(Juan Mari Lechosa) En este tiempo de
restauración litúrgica que estamos viviendo en la diócesis, queriendo devolver
la liturgia a su "antiguo esplendor", recuperando el uso de
vestimentas, utensilios y ritos como si fueran necesarias para la validez del
sacramento, viene bien hacer risas con este pequeño artículo
de Dolores Aleixandre.
Nuestra liturgia
está colmada
de ritos que se han ido acumulando a lo largo de la historia. Ritos que
tuvieron su significado en su origen pero que, al cambiar la situación que los
generó, mantenerlos en la actualidad, sólo sirve para hacer de la liturgia un
espectáculo teatral desconectado de la vida presente. Lavarse, no las manos,
sino la punta de los dedos, después del ofertorio, cuando no se llevan al altar
ofrendas que las manchen; ungir con el oleo de los catecúmenos a un niño recién
nacido y ponerle un pañuelo blanco sobre su cabeza en recuerdo de la túnica con
la que se cubrían al salir del agua los que se bautizaban; recuperar la
casulla, el roquete y la capa pluvial aunque dentro de la mayoría de las
iglesias no hay goteras; volver a poner
los reclinatorios para que los fieles se arrodillen cuando suene la campanilla
avisando que "viene la consagración".
Pero hay cosas de
mayor calado que no dejan de contrariarnos como la persistencia, en el nuevo
misal romano, en pedir a Dios, una y otra vez , hasta cansarle, que nos conceda
la vida eterna después de la muerte como si fuera esa nuestra mayor necesidad y
la primera preocupación de Jesús en el evangelio o hacer problema con las
palabras de la consagración del cáliz cambiando el "todos" por
"muchos", no sea que algunos se crean ya salvados y no hagan nada
para merecerlo… son algunos ejemplos de ese afán restauracionista que se ha
cebado en nuestra liturgia.
La reforma
litúrgica del Vaticano II se quedó a medio camino y, aunque este problema de
los ritos y del lenguaje no es, a mi juicio, el que más incide para explicar el
abandono masivo de las celebraciones, no deja de ser un obstáculo para la
comprensión y la vivencia de la liturgia. Una reforma de todo ello serviría, al
menos, para que los que presidimos y participamos no nos sintamos tan ridículos
diciendo y haciendo cosas que casi nadie comprende.
Historia
reciente de un convento: a la hermana sacristana, ya anciana,
ha empezado a ayudarle una empleada joven que trabaja en la casa. Como es de
esperar, no tiene ni idea de los utensilios litúrgicos, se hace un lío con los
nombres que les da la monja y no sabe qué le está pidiendo que traiga, prepare,
ponga o guarde.
Menos
mal que es muy espabilada y ha discurrido una solución: hace una foto con el
móvil a cada utensilio o vestimenta de la sacristía y escribe, junto al nombre
“oficial”, su propia descripción para aclararse.
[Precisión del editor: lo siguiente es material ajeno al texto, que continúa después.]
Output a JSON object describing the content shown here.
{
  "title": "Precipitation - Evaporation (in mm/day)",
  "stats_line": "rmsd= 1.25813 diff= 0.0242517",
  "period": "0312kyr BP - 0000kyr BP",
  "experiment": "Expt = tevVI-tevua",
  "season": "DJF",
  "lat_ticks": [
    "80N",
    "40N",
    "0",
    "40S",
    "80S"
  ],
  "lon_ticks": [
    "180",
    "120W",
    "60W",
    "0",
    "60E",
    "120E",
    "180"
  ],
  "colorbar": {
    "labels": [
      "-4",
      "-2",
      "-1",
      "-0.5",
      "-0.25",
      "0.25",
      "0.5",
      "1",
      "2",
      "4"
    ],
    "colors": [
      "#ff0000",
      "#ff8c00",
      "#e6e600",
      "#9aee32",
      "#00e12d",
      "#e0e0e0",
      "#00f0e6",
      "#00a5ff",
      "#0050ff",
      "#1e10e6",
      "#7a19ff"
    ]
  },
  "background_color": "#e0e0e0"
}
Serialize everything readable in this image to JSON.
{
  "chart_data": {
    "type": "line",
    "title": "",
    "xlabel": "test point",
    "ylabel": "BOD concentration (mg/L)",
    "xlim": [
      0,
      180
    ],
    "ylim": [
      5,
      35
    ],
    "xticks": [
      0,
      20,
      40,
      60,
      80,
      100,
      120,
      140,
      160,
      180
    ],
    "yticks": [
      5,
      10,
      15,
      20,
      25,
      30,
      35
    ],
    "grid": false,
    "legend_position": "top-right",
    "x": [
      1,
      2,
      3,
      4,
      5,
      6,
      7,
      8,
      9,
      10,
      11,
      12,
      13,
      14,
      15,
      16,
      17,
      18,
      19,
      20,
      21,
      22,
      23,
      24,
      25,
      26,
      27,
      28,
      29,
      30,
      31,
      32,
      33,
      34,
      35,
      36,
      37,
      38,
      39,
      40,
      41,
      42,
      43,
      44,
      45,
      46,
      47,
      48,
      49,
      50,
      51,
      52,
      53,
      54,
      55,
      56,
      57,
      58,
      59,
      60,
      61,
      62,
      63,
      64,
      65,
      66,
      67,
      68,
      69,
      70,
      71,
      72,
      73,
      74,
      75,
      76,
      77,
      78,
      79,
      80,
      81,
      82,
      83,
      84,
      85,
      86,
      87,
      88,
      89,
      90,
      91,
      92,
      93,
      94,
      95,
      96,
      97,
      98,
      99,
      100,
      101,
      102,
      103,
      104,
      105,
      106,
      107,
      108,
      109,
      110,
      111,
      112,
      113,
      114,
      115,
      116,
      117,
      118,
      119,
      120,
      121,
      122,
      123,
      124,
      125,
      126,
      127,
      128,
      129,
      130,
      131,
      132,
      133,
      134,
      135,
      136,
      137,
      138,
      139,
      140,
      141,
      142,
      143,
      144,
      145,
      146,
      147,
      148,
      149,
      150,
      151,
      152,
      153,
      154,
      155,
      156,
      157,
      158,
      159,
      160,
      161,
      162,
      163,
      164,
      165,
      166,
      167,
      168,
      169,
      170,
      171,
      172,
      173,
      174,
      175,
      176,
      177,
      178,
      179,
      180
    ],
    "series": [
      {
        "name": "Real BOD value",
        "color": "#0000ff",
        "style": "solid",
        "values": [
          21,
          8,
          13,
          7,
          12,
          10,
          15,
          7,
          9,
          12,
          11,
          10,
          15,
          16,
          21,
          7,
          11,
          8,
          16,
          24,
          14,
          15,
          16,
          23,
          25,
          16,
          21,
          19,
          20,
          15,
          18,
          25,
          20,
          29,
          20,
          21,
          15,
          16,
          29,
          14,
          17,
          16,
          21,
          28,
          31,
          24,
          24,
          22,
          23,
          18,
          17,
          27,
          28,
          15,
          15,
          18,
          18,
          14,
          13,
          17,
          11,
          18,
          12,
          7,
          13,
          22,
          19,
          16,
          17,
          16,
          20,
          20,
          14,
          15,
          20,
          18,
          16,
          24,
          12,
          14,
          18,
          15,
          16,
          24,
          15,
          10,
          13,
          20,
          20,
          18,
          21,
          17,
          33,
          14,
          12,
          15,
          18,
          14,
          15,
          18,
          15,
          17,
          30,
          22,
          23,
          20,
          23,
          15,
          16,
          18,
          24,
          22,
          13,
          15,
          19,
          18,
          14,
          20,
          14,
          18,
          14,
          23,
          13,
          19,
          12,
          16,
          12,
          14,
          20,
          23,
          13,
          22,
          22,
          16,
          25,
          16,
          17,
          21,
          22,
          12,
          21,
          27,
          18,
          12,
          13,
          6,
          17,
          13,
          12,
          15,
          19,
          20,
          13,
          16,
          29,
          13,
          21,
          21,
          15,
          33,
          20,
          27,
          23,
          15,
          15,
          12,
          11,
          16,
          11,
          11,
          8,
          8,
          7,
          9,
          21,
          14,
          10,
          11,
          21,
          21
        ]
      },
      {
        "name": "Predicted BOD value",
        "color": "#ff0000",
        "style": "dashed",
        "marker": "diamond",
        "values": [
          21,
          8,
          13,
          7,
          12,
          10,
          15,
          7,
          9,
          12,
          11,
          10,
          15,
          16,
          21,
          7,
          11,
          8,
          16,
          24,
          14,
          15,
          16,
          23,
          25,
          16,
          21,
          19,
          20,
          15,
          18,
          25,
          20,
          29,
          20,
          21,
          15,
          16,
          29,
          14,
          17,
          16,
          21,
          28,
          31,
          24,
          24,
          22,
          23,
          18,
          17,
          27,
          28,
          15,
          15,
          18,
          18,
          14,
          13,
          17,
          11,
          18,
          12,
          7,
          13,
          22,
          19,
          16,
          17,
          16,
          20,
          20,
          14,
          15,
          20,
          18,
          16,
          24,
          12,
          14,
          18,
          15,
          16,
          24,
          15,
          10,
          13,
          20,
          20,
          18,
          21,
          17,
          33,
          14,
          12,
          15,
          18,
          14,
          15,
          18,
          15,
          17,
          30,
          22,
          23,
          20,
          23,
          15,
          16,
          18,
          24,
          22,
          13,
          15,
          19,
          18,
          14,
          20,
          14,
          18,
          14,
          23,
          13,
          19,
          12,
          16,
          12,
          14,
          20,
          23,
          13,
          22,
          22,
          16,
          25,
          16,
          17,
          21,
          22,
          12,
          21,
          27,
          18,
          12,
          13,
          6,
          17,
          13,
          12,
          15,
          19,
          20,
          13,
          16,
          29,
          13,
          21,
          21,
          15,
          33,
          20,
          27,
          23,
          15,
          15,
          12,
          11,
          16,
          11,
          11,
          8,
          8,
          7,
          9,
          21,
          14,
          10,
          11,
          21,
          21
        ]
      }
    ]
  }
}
Algunos ejemplos: Alba: bata. Roquete: camisón con puntillas. Casulla:
abrigo. Cíngulo: cordón. Estola: corbata. Corporal: mantelito cuadrado. Purificador: pañito alargado.
Cáliz: copa. Patena: plato. Credencia: mesita. Portaviático: cajita redonda.
Incensario: braserito con cadenas para echar el humo. Acetre: cubo pequeño con
asa. Hisopo: varita con bola y agujeros.
Le
queda mucho por aprender a esta chica, y eso que ha tenido la suerte de que
estén ya en desuso (y bien que les pesa a algunos…), la dalmática, la
capa pluvial, el amito, el manípulo, el conopeo, el paño humeral…, a
más de otras vestimentas y capisayos con sus diferentes botonaduras, ribetes,
tonos y texturas.
Jesús, que iba por la vida sin túnica de repuesto, invitaba a mirar los lirios que no
necesitaban revestirse de nada. Debía fascinarle esa belleza simple que
superaba en gloria al esplendor de la corte de Salomón.
Cuánto
nos queda por aprender también a nosotros.